Most of it was sorted out, kind of. One specialist decided to die on the hill of me owing him $4,000. I let it go to collections after speaking to his office and getting two people who agreed I owed them nothing and one who said I owed them $4,000. Once it hit my credit report I contested it with the bureaus, showing evidence from my insurer and classifying it as a debt that wasn’t really owed. Surprisingly, they agreed and removed it from my credit. I suppose the actual legal judgment remains somewhere, though.
Ultimately I paid more than double what any of my maximums said they were, even ignoring the judgment. I couldn’t find any other way.
That’s my experience, and I’m someone who’s fairly intelligent, has a comfortable salary, decent insurance, and is healthy enough to fight a bit. Imagine you’re not in that position?
Oh, and no one knows what they’re doing
It’s amazing how all these details seem to always be no one’s responsibility. Believe me, I think our medical professionals have more than enough to worry about without dealing with this nonsense. Plus, if they did, there would be no time for actual medicine. It’s too time-consuming.
Still, someone at a doctor’s office, hospital, or urgent care should know what things cost, whether they sent a pre-authorization to insurance, which copy of the bill is most recent, etc.
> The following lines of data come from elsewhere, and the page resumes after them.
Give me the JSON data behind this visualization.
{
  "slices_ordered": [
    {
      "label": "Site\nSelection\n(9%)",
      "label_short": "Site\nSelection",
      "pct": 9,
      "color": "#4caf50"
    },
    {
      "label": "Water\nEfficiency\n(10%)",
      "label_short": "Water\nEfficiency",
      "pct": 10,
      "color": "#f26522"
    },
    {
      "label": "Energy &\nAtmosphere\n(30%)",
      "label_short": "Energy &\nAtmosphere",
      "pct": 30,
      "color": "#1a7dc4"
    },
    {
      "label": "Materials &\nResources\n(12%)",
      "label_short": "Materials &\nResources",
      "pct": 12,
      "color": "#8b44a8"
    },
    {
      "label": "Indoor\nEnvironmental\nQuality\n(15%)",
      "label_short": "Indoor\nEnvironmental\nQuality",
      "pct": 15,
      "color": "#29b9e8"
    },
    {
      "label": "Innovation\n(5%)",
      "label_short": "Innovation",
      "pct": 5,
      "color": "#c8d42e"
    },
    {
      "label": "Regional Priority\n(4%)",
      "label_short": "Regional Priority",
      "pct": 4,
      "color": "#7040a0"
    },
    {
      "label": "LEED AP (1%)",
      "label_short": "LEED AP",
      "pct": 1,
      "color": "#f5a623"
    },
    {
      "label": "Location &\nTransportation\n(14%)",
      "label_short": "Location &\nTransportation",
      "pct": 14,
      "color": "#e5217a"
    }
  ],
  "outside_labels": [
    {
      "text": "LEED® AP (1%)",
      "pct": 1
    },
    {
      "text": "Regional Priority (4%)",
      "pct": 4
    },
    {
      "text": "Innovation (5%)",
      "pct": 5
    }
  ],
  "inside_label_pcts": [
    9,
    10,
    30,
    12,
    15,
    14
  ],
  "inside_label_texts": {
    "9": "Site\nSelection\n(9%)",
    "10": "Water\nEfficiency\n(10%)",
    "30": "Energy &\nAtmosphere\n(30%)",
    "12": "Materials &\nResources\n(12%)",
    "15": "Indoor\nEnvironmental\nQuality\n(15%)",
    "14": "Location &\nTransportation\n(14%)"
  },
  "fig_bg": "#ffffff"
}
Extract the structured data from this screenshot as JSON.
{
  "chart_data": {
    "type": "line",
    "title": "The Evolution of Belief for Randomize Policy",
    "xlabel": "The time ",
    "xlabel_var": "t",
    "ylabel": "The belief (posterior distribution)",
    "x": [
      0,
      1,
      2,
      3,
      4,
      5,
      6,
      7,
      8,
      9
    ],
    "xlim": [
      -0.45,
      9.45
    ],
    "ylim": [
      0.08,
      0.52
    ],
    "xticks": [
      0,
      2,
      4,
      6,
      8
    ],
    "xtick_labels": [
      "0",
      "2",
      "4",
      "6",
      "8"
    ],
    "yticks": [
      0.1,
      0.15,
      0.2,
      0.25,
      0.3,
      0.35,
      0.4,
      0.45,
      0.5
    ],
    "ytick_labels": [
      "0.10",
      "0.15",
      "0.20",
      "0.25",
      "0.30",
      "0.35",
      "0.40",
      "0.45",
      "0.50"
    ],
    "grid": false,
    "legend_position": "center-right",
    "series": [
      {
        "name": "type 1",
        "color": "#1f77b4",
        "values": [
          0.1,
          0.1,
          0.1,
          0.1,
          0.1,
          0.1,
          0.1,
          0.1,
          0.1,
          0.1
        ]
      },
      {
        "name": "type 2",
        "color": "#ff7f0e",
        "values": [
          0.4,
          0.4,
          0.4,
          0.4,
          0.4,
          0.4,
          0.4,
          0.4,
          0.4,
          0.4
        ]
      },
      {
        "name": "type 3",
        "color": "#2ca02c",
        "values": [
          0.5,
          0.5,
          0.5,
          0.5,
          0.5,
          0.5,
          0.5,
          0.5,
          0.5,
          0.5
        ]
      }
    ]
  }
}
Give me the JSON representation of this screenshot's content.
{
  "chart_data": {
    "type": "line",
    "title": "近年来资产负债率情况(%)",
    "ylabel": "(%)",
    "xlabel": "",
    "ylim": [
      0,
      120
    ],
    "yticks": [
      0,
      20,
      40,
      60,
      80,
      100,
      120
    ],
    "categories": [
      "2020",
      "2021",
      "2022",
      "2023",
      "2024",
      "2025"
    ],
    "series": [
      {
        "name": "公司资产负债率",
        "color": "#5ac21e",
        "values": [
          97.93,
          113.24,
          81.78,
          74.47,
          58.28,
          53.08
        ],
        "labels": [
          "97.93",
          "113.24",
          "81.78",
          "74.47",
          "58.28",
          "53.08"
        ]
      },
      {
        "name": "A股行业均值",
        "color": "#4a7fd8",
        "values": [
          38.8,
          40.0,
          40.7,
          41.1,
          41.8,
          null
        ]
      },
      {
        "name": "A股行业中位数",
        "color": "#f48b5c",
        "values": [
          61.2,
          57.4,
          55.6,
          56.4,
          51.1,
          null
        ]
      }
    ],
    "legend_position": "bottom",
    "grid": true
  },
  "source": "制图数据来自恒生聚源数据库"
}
Yet try and get answers to these questions and you’ll often get nowhere.
My better half recently had a diagnostic procedure scheduled. Her insurance company required a pre-authorization before covering it, which the doctor’s office said they would submit. Medicine was also required prior to the procedure that required pre-authorization as well.
They sent the forms, scheduled the procedure, then failed to follow up on the status. My significant other, the patient, did and found it had either never been received or never approved (couldn’t get an answer as to which). She called the office 4 times and was told by them that yes, the procedure was approved by the insurance, so come on in.
She decided to postpone while she sorted this out, hoping not to get hit with a massive unexpected bill. She called the same office to reschedule and was told she couldn’t reschedule until the procedure was approved. But they just said it was? She canceled entirely and received a call two hours later from yet another person at the office looking to reschedule the appointment.
This is all ridiculous and needs to be looked at. Fixing the affordability issue of healthcare for Americans mostly revolves around shifting the costs somewhere. That’s fine if we’re taking a one-step-at-a-time approach and focusing solely on patient costs.
The problem with those solutions is that all of the above problems remain. Service problems, administrative problems, knowledge problems, etc. Imagine the healthcare system and government interacting with each other. Everything would take 20 years and lead to bankruptcy for one party or both if nothing changes.
As we continue to have conversations on our broken system we need to also address these administrative issues if a real solution is to be found. Anything short of that is unacceptable.